301 Edgewater Dr., Suite 306
Wakefield, Massachusetts 01880
 
Ladies and Gentlemen:
 
We have acted as counsel to N-able, Inc., a Delaware corporation (the “Company”) in connection with the filing on the date hereof of a registration statement on Form S-1 (the “Registration Statement”) under the Securities Act of 1933, as amended (the “Act”), relating to the offer and sale of up to 20,623,282 shares of the Company’s common stock, par value $0.001, held by certain of the Company’s stockholders (the “Shares”), which may be sold under the Registration Statement from time to time. This opinion is being furnished in accordance with the requirements of Item 601(b)(5)(i) of Regulation S-K.
 
As the basis for the opinions hereinafter expressed, we have examined: (i) originals, or copies certified or otherwise identified, of (a) the Registration Statement and related prospectuses; (b) the Company’s Certificate of Incorporation and Bylaws, each as currently in effect, (c) certain resolutions of the Board of Directors and stockholders of the Company; (d) the Common Stock Purchase Agreement, dated July 11, 2021 by and among the Company, N-able International Holdings II, LLC and the investor parties named therein; and (e) such other instruments and documents as we have deemed necessary or advisable for the purposes of this opinion; and (ii) such statutes, including the Delaware General Corporation Law, and regulations as we have deemed necessary or advisable for the purposes of this opinion. In such examination, we have assumed the genuineness of all signatures and the authenticity of all documents submitted to us as originals and the conformity to the originals of all documents submitted to us as copies.
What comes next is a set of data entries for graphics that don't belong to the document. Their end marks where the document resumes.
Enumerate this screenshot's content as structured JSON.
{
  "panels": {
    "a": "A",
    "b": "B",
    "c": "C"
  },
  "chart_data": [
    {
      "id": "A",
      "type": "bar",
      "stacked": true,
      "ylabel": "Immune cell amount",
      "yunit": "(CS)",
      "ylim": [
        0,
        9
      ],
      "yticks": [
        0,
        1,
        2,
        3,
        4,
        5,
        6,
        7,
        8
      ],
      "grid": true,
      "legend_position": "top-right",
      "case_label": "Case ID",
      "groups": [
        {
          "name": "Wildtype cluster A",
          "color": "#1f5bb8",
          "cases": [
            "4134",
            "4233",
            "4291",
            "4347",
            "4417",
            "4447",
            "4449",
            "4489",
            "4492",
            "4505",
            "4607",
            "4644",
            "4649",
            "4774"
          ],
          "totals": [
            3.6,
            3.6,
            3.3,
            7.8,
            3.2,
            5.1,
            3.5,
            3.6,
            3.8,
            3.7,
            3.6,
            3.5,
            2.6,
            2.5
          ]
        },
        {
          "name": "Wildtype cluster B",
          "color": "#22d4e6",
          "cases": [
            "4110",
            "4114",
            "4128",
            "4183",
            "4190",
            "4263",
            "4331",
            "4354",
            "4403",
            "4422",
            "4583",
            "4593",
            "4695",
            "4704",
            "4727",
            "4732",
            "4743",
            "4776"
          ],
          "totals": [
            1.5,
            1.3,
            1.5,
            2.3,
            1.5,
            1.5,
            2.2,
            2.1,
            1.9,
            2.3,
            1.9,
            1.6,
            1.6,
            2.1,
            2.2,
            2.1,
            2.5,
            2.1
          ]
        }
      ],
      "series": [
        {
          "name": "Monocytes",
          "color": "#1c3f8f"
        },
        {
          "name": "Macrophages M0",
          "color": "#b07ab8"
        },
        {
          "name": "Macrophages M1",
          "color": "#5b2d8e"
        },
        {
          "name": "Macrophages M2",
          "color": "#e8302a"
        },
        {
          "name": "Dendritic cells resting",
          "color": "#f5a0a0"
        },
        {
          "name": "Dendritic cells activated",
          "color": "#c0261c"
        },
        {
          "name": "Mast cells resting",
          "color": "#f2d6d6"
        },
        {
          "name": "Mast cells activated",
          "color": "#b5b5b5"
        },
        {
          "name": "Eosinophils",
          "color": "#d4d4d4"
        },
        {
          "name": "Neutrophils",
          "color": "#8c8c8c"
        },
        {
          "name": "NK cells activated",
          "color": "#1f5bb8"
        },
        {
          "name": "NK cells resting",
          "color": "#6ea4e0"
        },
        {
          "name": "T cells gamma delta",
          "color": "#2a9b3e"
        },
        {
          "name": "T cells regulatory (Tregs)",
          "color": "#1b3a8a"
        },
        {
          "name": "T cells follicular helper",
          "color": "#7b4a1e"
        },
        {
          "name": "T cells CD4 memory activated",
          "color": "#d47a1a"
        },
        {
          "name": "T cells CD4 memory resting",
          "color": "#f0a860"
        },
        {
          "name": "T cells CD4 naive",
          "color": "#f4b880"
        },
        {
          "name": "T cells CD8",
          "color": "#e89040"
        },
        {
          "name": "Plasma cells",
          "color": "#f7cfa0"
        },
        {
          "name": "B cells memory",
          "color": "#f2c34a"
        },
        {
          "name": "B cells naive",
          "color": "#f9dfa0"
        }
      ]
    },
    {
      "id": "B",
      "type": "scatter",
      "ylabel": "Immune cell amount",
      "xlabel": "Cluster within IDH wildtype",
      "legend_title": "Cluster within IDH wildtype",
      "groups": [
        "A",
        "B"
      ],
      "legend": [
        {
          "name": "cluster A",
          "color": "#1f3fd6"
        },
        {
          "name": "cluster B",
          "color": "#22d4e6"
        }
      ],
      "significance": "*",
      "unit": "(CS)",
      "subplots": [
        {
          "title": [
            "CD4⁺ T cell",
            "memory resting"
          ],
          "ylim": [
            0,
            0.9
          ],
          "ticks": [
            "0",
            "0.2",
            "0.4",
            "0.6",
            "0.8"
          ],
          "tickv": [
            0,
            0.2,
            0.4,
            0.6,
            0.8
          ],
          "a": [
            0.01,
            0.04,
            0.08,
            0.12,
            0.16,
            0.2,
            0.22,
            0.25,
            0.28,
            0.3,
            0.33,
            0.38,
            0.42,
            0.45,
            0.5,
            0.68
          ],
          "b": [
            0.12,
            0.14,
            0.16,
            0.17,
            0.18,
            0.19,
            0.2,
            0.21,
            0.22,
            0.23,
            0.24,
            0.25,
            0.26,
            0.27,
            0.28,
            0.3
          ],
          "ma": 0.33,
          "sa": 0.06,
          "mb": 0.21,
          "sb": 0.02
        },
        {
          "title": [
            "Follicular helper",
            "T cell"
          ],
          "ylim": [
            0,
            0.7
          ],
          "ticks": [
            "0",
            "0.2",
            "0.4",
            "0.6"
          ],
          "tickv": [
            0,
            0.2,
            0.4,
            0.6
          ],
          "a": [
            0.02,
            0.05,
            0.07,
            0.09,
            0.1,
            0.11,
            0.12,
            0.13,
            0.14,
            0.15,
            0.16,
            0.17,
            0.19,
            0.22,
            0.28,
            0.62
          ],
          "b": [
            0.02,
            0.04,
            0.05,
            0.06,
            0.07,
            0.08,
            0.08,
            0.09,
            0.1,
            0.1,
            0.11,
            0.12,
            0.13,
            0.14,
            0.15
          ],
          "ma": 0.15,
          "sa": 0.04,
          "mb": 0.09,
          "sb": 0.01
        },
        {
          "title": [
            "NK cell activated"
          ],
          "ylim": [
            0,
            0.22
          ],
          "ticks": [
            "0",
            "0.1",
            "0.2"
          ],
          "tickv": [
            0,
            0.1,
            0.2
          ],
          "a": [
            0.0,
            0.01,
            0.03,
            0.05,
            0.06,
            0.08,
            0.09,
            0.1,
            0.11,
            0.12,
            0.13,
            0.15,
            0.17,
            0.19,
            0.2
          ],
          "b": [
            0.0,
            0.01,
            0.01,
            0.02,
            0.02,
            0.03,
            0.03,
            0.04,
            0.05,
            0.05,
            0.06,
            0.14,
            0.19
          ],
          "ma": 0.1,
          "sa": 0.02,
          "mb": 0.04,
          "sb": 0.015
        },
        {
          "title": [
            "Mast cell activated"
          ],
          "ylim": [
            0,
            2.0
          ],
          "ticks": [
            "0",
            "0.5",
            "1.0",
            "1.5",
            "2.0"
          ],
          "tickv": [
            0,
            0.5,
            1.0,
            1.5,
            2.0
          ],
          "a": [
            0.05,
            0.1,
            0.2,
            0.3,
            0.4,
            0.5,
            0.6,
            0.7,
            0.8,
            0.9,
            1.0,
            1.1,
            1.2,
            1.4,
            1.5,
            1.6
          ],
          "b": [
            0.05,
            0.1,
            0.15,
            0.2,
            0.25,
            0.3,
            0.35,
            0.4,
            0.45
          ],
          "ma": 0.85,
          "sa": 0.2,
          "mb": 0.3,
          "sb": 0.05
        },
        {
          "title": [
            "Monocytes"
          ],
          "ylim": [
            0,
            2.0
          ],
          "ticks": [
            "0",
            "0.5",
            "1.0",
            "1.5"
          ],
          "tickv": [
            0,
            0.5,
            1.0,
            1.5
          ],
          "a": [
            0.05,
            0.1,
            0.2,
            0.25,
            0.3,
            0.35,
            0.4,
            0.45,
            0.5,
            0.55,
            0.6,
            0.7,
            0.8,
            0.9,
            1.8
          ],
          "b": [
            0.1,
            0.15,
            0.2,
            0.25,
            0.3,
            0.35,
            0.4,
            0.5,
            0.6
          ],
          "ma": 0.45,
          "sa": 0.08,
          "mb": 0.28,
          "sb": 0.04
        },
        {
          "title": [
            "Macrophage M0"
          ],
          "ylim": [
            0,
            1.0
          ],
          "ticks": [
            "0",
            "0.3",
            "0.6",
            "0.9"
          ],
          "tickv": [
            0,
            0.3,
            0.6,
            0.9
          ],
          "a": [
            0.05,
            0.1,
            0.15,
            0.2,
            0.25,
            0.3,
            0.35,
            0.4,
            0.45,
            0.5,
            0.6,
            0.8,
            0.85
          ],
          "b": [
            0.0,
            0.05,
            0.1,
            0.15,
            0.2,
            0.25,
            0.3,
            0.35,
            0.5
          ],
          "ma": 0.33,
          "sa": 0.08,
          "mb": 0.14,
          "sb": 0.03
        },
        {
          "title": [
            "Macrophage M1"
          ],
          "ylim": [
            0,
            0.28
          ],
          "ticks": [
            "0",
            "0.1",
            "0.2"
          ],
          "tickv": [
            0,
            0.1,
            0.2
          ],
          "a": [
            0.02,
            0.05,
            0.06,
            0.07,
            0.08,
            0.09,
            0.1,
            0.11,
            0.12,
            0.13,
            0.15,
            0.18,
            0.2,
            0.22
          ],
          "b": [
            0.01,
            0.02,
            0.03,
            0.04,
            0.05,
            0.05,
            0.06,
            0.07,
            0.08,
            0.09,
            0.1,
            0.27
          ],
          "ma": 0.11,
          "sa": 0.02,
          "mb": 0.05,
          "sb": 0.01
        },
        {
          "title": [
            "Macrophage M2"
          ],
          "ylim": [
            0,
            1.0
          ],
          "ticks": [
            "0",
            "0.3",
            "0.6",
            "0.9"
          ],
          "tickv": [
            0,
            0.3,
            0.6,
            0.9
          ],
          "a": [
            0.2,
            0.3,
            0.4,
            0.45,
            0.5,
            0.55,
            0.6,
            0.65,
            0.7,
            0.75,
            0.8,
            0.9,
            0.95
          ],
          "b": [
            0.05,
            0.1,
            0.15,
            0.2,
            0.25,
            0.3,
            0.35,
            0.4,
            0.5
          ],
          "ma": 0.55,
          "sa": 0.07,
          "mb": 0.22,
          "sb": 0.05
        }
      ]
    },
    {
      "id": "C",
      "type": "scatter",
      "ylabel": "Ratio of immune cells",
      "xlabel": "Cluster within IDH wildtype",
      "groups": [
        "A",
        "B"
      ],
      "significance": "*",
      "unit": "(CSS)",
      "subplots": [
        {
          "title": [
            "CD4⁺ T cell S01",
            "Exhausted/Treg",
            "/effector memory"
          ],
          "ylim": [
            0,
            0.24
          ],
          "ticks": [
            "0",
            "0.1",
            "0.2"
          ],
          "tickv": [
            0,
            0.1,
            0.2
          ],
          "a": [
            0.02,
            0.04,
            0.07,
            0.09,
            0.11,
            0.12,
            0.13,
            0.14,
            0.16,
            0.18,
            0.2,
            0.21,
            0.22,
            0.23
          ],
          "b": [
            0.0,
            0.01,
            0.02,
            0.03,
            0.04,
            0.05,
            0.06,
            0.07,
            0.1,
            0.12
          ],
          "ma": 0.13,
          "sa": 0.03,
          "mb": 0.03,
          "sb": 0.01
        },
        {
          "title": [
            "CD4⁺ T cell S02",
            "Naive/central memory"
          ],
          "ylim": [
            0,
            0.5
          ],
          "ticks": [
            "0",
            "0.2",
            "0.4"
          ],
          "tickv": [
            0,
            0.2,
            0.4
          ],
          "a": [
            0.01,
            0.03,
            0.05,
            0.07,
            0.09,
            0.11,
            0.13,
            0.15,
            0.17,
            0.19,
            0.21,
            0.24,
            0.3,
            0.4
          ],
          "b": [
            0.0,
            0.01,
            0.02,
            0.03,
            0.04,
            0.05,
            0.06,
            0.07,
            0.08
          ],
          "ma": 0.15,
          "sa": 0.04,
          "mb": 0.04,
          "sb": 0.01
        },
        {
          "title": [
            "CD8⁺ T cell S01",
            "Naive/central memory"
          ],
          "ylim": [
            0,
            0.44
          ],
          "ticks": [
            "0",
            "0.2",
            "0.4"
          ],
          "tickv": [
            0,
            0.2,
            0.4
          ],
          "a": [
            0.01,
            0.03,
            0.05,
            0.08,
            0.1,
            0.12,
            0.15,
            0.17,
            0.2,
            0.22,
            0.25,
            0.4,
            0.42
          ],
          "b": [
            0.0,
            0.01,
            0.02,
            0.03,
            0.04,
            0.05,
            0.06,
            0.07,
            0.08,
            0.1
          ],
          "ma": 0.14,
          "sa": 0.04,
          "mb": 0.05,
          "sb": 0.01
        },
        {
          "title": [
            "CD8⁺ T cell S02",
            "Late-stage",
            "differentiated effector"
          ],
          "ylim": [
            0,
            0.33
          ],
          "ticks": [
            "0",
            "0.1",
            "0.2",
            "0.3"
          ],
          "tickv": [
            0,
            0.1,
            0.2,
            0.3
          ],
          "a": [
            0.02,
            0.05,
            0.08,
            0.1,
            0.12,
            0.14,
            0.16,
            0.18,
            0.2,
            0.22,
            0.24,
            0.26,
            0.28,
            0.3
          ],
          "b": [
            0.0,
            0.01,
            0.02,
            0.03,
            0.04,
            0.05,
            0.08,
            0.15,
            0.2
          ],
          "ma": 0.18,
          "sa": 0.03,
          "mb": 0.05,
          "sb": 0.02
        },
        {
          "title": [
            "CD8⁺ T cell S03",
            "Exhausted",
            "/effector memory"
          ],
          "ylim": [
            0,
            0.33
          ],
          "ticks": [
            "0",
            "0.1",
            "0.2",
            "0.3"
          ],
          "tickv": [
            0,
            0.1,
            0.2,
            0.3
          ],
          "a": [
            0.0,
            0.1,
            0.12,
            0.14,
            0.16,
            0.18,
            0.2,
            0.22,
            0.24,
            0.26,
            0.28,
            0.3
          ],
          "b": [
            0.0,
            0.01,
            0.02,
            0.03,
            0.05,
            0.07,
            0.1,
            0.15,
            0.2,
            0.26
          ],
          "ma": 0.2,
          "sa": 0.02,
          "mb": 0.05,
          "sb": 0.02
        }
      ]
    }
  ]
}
As to certain factual matters, we have relied upon a certificate of an officer of the Company and have not independently verified any factual matter relating to this opinion.
 
We express no opinion other than as to the federal laws of the United States of America and the Delaware General Corporation Law (including the statutory provisions, the applicable provisions of the Delaware Constitution and reported judicial decisions interpreting the foregoing).
 
On the basis of the foregoing, we are of the opinion that the Shares have been validly issued and are fully paid and nonassessable.
 
We consent to the use of this opinion as an exhibit to the Registration Statement and we consent to the reference of our name under the caption “Legal Matters” in the prospectus forming part of the Registration Statement. In giving our consent, we do not thereby admit that we are within the category of persons whose consent is required under Section 7 of the Act or the rules and regulations promulgated thereunder.